Experts in artificial intelligence have gotten quite good at creating computers that can “see” the world around them—recognizing objects, animals, and activities within their purview. These have become the foundational technologies for autonomous cars, planes, and security systems of the future.
But now a team of researchers is working to teach computers to recognize not just what objects are in an image, but how those images make people feel—i.e., algorithms with emotional intelligence.
“This ability will be key to making artificial intelligence not just more intelligent, but more human, so to speak,” says Panos Achlioptas, a doctoral candidate in computer science at Stanford University who worked with collaborators in France and Saudi Arabia.
To get to this goal, Achlioptas and his team collected a new dataset, called ArtEmis, which was recently published in an arXiv pre-print. The dataset is based on the 81,000 WIkiArt paintings and consists of 440,000 written responses from over 6,500 humans indicating how a painting makes them feel—and including explanations of why they chose a certain emotion. Using those responses, Achlioptas and team, headed by Stanford engineering professor Leonidas Guibas, trained neural speakers—AI that responds in written words—that allow computers to generate emotional responses to visual art and justify those emotions in language.

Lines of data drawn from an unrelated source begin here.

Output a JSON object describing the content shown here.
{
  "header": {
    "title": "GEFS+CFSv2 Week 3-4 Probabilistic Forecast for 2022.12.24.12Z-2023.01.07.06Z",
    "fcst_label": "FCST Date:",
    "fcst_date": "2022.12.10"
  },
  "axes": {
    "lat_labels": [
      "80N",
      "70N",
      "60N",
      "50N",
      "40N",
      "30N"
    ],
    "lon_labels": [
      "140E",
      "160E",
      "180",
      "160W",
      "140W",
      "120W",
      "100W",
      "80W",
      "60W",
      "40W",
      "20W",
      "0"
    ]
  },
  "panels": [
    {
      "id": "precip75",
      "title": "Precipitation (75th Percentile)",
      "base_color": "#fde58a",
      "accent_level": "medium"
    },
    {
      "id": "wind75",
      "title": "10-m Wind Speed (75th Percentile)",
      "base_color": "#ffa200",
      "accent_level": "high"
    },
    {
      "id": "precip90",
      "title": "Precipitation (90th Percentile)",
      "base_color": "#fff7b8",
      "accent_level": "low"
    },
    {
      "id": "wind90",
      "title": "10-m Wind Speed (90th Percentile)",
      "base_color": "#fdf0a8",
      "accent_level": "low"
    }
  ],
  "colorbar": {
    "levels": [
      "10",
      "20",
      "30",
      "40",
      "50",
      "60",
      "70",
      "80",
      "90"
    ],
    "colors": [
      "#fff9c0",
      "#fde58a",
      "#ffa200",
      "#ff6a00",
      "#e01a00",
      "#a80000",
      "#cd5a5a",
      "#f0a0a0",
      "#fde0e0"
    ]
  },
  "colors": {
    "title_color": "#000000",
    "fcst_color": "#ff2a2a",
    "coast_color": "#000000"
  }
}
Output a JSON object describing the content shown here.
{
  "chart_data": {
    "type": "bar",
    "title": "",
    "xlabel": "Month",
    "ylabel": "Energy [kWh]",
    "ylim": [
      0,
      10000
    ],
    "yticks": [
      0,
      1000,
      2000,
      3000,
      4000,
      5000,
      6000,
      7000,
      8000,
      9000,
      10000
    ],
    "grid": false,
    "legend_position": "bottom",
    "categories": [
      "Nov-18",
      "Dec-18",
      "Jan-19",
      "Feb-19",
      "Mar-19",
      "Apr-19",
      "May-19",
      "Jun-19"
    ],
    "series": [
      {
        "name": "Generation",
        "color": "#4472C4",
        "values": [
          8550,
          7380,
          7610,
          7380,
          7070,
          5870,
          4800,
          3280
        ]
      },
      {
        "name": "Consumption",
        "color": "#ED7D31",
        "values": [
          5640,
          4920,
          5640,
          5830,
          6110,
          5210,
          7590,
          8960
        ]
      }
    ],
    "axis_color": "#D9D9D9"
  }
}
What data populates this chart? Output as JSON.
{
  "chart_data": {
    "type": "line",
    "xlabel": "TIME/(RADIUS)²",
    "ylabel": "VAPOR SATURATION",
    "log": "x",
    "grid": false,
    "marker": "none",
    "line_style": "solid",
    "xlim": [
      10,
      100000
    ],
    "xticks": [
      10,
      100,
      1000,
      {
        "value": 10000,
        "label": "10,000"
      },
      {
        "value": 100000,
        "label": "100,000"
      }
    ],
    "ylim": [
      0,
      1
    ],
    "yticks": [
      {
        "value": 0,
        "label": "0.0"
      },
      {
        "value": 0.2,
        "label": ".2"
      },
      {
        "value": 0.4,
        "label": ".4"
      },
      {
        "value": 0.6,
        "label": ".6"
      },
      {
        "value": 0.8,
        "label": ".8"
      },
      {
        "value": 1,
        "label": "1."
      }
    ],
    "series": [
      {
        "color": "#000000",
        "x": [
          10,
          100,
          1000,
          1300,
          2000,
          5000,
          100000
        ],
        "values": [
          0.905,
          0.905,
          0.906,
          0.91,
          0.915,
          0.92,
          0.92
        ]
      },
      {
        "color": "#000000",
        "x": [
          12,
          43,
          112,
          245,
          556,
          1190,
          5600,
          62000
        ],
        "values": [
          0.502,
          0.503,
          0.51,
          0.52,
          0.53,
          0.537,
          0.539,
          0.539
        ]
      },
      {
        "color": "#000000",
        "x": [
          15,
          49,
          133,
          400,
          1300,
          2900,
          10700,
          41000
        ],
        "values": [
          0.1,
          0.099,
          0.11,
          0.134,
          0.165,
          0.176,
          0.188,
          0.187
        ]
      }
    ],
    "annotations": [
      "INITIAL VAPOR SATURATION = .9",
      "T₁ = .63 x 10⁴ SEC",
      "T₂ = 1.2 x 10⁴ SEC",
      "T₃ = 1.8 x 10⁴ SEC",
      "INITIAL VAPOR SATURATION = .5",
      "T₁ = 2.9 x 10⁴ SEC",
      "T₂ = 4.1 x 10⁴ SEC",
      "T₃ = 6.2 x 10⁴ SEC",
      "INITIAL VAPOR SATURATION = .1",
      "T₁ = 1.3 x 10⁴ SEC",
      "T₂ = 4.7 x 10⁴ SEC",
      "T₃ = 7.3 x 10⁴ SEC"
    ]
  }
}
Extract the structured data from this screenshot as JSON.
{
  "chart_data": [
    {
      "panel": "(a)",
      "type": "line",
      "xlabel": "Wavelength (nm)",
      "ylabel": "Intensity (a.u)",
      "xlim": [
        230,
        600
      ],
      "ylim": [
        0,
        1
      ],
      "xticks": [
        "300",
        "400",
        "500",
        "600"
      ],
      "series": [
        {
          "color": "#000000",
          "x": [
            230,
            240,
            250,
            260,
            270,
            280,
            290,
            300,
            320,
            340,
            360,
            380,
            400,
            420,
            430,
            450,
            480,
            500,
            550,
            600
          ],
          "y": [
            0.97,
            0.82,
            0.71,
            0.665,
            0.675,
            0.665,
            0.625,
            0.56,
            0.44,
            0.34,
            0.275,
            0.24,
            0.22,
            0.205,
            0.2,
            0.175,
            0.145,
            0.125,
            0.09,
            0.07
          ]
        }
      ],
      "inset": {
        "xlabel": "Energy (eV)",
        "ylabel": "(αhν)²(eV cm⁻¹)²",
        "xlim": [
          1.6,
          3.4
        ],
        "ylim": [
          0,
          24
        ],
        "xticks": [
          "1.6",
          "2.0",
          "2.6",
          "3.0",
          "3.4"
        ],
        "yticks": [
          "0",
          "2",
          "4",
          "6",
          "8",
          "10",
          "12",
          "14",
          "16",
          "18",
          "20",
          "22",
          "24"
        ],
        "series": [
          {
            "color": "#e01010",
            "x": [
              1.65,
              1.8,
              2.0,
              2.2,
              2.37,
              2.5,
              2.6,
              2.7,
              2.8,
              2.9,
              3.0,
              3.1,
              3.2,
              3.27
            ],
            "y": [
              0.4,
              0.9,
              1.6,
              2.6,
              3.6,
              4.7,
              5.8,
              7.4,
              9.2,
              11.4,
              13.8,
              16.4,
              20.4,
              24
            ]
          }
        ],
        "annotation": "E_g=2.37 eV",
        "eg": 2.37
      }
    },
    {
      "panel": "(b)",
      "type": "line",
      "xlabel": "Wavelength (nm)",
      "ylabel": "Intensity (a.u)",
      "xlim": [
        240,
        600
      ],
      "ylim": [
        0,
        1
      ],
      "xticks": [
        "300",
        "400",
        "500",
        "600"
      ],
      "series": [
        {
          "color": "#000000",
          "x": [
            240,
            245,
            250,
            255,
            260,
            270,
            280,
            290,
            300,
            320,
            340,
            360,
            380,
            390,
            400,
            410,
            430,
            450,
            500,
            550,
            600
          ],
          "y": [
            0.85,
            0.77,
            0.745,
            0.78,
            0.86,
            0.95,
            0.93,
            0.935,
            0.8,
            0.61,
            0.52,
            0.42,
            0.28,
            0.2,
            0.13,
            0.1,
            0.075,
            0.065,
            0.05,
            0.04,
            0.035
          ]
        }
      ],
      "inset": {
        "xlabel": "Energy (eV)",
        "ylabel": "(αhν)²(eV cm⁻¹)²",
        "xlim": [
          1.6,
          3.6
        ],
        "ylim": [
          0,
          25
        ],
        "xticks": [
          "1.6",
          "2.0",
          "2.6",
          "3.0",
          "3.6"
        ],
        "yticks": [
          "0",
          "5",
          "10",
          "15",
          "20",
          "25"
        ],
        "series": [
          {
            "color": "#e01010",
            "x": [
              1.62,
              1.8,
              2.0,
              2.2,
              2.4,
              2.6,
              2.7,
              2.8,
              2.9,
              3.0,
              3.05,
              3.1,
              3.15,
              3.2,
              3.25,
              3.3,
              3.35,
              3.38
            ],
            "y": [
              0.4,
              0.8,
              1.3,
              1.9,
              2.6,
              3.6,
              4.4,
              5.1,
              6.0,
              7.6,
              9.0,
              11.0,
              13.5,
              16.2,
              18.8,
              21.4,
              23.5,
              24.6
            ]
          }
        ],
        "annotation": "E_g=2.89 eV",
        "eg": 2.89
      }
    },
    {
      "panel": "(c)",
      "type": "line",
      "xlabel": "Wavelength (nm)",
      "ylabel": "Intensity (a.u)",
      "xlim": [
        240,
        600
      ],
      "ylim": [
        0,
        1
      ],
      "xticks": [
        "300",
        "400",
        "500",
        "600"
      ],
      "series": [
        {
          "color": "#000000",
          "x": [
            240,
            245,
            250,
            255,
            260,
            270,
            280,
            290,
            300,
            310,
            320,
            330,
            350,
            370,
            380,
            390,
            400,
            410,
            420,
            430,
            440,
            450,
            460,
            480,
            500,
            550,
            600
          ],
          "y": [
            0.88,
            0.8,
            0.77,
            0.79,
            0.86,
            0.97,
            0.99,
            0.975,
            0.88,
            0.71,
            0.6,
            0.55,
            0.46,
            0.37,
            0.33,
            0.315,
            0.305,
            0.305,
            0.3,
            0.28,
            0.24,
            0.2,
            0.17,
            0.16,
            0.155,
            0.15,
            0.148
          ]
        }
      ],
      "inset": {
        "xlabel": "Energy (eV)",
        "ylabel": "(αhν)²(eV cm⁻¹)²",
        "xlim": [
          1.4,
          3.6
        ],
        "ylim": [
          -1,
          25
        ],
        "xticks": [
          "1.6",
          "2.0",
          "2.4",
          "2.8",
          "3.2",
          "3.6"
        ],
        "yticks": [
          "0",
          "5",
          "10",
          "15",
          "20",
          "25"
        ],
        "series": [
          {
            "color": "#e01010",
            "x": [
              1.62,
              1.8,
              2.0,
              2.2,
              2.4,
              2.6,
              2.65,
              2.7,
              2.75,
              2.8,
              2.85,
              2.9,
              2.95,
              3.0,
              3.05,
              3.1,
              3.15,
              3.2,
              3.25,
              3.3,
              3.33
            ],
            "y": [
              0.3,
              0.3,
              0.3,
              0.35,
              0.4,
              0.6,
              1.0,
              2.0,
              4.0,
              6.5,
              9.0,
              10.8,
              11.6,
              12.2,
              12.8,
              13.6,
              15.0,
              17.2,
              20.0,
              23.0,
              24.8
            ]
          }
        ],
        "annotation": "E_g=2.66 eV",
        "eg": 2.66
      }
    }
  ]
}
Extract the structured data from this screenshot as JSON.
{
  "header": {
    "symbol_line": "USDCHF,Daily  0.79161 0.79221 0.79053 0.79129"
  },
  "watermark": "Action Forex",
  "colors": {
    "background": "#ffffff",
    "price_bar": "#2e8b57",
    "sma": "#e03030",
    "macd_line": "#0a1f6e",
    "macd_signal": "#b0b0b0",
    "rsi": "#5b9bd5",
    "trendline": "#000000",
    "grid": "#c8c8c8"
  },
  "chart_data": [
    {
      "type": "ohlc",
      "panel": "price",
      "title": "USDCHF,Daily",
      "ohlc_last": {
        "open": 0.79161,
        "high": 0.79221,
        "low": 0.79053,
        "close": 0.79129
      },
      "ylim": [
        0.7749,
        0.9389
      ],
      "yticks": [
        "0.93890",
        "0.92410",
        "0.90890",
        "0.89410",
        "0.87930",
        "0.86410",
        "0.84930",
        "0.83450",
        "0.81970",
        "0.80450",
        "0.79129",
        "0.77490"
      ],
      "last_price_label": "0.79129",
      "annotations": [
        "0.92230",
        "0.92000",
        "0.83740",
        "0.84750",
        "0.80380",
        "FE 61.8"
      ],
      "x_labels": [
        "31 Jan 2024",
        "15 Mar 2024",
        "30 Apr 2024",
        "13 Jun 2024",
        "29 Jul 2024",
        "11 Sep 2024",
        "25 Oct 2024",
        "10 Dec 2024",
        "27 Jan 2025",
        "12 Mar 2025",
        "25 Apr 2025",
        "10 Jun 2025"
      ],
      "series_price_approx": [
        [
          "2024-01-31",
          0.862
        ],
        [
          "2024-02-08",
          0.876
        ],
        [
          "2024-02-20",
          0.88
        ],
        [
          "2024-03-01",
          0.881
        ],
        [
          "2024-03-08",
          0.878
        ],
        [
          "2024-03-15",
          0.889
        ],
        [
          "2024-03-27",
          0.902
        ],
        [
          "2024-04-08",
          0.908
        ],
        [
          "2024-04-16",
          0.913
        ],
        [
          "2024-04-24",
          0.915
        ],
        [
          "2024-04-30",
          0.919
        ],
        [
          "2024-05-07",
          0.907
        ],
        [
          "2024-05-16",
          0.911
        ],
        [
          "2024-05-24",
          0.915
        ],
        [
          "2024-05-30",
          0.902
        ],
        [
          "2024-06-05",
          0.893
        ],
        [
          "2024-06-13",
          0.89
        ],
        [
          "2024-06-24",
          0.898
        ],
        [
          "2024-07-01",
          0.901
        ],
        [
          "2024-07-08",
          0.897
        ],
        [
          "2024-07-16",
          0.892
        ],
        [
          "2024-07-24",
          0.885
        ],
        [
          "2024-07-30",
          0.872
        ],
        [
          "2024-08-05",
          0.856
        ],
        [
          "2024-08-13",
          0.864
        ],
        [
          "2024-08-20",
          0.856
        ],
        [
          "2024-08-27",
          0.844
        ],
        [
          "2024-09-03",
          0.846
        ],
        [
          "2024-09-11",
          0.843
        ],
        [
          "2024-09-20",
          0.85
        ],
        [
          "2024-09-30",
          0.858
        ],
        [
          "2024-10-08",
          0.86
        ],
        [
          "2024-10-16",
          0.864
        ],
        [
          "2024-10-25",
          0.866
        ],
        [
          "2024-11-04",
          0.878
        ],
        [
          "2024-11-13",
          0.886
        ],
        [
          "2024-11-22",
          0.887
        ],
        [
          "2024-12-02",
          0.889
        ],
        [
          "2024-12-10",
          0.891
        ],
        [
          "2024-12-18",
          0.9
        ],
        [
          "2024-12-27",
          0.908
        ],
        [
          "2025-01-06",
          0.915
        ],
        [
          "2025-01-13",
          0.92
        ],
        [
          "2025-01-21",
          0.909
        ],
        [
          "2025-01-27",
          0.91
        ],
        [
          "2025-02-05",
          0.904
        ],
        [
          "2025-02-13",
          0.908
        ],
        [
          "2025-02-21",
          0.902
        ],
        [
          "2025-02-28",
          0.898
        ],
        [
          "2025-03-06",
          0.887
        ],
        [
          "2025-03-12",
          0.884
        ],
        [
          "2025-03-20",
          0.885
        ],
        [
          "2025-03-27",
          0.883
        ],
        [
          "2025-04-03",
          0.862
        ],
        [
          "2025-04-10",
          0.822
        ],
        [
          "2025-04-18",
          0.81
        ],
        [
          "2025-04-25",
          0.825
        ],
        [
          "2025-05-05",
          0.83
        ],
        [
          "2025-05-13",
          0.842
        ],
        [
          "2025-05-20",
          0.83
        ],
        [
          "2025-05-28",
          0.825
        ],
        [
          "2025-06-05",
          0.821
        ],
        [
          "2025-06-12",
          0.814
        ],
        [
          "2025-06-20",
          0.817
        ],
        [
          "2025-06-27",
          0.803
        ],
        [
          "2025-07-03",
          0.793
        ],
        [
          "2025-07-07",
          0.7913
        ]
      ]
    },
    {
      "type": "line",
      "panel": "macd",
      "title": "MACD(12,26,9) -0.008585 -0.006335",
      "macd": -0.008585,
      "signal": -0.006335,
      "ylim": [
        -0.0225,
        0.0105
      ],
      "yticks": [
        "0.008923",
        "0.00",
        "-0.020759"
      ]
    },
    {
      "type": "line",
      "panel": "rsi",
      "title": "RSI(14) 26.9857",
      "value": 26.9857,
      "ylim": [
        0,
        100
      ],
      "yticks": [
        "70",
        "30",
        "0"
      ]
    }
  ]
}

The researchers chose to use art specifically, as an artist’s goal is to elicit emotion in the viewer. ArtEmis works regardless of the subject matter, from still life to human portraits to abstraction.
The work is a new approach in computer vision, notes Guibas, a faculty member of the AI lab and the Stanford Institute for Human-Centered Artificial Intelligence. “Classical computer vision capturing work has been about literal content,” Guibas says. “There are three dogs in the image, or someone is drinking coffee from a cup. Instead, we needed descriptions that defined emotional content.”